Narcisse des prés

Famille : Amaryllidacées

Nom latin : Narcissus pseudonarcissus L.

Caractères botaniques :

Racine et tige

Ce narcisse est une plante herbacée qui est vivace grâce à un bulbe ovoïde.

La tige est glabre. Elle est assez aplatie, deux angles sont visibles le long de la hampe. La plante fait généralement entre 20 et 40 cm de haut.

Les feuilles

Les feuilles sont plates et assez charnues. Leurs extrémités sont arrondies. Elles sont toutes linéaires, larges de 4 à 15 mm. Elles dépassent parfois la tige en longueur. Elles sont regroupées par 2, 3, 4 ou 5, toujours à la base de la plante. Elles sont de couleur bleu-vert.

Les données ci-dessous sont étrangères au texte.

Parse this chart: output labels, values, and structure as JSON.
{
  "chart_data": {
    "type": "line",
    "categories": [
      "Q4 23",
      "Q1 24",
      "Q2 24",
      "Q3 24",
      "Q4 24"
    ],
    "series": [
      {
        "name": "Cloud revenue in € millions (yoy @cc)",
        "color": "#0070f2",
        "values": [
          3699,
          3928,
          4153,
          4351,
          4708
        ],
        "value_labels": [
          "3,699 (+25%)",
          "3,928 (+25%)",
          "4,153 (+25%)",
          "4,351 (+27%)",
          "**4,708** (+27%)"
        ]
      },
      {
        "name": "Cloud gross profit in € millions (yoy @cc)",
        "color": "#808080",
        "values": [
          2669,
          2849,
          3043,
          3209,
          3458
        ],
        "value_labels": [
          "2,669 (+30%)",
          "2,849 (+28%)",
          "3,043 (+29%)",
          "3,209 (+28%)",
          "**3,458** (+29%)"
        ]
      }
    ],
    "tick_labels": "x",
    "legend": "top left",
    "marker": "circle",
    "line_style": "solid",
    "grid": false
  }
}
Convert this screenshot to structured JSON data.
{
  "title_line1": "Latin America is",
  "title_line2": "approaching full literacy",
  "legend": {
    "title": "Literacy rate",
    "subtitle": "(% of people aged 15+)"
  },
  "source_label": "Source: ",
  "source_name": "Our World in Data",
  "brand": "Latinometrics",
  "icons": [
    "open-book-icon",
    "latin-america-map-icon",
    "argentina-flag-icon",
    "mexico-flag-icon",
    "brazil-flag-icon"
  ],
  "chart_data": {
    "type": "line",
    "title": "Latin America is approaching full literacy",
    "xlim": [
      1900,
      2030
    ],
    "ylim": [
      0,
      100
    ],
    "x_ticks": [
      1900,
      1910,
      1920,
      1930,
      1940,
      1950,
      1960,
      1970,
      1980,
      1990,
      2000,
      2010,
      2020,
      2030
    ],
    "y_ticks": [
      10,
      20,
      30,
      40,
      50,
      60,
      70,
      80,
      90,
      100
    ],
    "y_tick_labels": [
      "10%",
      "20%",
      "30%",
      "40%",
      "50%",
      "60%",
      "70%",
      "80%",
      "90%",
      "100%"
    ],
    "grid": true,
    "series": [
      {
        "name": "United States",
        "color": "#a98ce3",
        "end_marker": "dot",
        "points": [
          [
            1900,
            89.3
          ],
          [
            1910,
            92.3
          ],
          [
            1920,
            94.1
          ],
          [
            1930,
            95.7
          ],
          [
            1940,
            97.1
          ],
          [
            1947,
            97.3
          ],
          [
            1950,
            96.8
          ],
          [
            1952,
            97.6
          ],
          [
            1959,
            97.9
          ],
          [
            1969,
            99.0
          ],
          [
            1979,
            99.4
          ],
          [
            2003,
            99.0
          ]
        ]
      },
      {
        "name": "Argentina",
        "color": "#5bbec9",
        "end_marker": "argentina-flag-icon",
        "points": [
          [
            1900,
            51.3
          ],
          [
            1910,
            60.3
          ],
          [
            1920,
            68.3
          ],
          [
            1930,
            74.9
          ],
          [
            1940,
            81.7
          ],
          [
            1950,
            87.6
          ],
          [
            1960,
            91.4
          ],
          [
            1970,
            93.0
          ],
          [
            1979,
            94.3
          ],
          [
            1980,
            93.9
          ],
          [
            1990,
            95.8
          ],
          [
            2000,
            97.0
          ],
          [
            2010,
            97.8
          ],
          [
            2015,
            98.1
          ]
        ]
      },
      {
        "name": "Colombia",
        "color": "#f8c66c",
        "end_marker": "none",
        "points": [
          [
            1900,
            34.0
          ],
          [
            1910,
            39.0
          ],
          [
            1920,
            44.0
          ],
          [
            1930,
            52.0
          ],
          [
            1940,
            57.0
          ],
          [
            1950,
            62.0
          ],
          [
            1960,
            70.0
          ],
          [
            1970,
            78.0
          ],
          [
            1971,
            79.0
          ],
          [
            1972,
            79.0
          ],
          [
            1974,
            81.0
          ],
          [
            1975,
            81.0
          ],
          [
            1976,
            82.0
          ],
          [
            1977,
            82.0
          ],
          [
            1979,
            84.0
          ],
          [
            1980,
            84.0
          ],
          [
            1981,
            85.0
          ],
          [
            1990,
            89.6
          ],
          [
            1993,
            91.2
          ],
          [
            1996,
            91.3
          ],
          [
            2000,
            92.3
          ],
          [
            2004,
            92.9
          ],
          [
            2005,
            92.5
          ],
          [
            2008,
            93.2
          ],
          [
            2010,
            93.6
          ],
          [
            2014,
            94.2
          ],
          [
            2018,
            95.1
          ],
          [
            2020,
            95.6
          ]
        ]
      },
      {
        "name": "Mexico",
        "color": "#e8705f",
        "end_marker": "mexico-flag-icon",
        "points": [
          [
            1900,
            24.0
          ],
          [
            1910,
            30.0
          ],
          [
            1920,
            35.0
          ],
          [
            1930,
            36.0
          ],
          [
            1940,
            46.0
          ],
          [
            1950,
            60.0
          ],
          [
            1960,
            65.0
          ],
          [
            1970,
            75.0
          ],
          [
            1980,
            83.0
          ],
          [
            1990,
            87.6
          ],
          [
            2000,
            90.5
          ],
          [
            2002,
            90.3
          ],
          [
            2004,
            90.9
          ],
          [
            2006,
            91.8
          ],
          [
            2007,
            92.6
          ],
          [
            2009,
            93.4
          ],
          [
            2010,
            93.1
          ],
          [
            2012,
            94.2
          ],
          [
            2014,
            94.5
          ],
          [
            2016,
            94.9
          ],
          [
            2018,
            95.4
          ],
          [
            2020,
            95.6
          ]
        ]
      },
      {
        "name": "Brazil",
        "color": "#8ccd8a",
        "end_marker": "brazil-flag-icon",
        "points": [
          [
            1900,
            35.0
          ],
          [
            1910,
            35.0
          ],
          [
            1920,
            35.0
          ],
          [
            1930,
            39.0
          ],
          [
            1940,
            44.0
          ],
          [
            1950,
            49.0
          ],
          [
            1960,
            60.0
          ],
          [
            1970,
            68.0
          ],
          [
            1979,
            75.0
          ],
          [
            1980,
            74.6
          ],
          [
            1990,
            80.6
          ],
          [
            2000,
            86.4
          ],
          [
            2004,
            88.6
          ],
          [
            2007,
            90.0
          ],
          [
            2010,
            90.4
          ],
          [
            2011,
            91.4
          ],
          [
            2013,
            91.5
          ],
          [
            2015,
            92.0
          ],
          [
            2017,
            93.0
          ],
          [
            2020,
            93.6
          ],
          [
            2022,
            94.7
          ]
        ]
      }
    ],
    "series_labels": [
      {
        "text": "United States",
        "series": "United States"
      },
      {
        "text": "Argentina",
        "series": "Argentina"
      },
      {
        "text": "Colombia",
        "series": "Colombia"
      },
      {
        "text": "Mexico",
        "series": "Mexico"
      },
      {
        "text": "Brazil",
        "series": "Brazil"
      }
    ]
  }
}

La plante est assez polymorphe. Selon l’éclairage, le terrain, elle aura une touffe de feuilles plus ou moins dense, la fleur sera érigée plus ou moins haut.

La fleur

La fleur jaune, qui ressemble à celle de la jonquille, est grande et mesure de 4 à 6 cm de diamètre ; elle entoure une couronne cylindrique crénelée de 2 cm de long. Chaque fleur, de couleur jaune, est solitaire au sommet d’une tige nue. La fleur sort d’une spathe membraneuse régulière, penchée, à tube soudée à l’ovaire, formée de six divisions soudées à leur base. Il se trouve parfois des échantillons à fleurs doubles, à étamines transformées en pièces florales. Sa floraison commence et se termine généralement au mois d’avril mais elle peut commencer dès le mois de janvier et se finir au mois de mai. La durée de vie de cette fleur est de deux ou trois semaines1.

Une fleur est composée de 3 pétales et 3 sépales pétaloïdes, soient 6 tépales. Ceux-ci sont surmontés d’une paracorolle qui prend la forme d’un tube central évasé. Cet entonnoir a le contour dentelé ou lobé. Les 6 tépales sont soudés sur la moitié de leur longueur puis se déploient en étoile autour du tube central. Chaque pièce du périanthe, c’est-à-dire les tépales et le tube, ont même longueur : entre 15 et 25 mm. Les 6 tépales sont d’un jaune plus pâle que le tube central. La bractée à la base de chaque fleur est de surcroît d’un jaune encore plus pâle. Enfin au cœur de la paracorolle, 6 courtes étamines attachées sont visibles. Le mince style et son stigmate sont assez réduits. Les fleurs sentent plus ou moins. L’odeur à effet narcotique est entêtante, même si on ne s’en rend compte qu’après coup.

Le fruit

L’ovaire à maturation donne un fruit capsulaire à trois loges contenant les graines. La capsule est un peu trigone et charnue. La dissémination est barochore : les graines tombent au pied de la plante.

Caractères culturaux :

Le narcisse jaune apparaît souvent en colonies printanières importantes, dans les prés et les forêts. Comme beaucoup de narcisses, il est fréquemment appelé à tort « jonquille », nom vernaculaire de Narcissus jonquilla qui pousse en région méditerranéenne.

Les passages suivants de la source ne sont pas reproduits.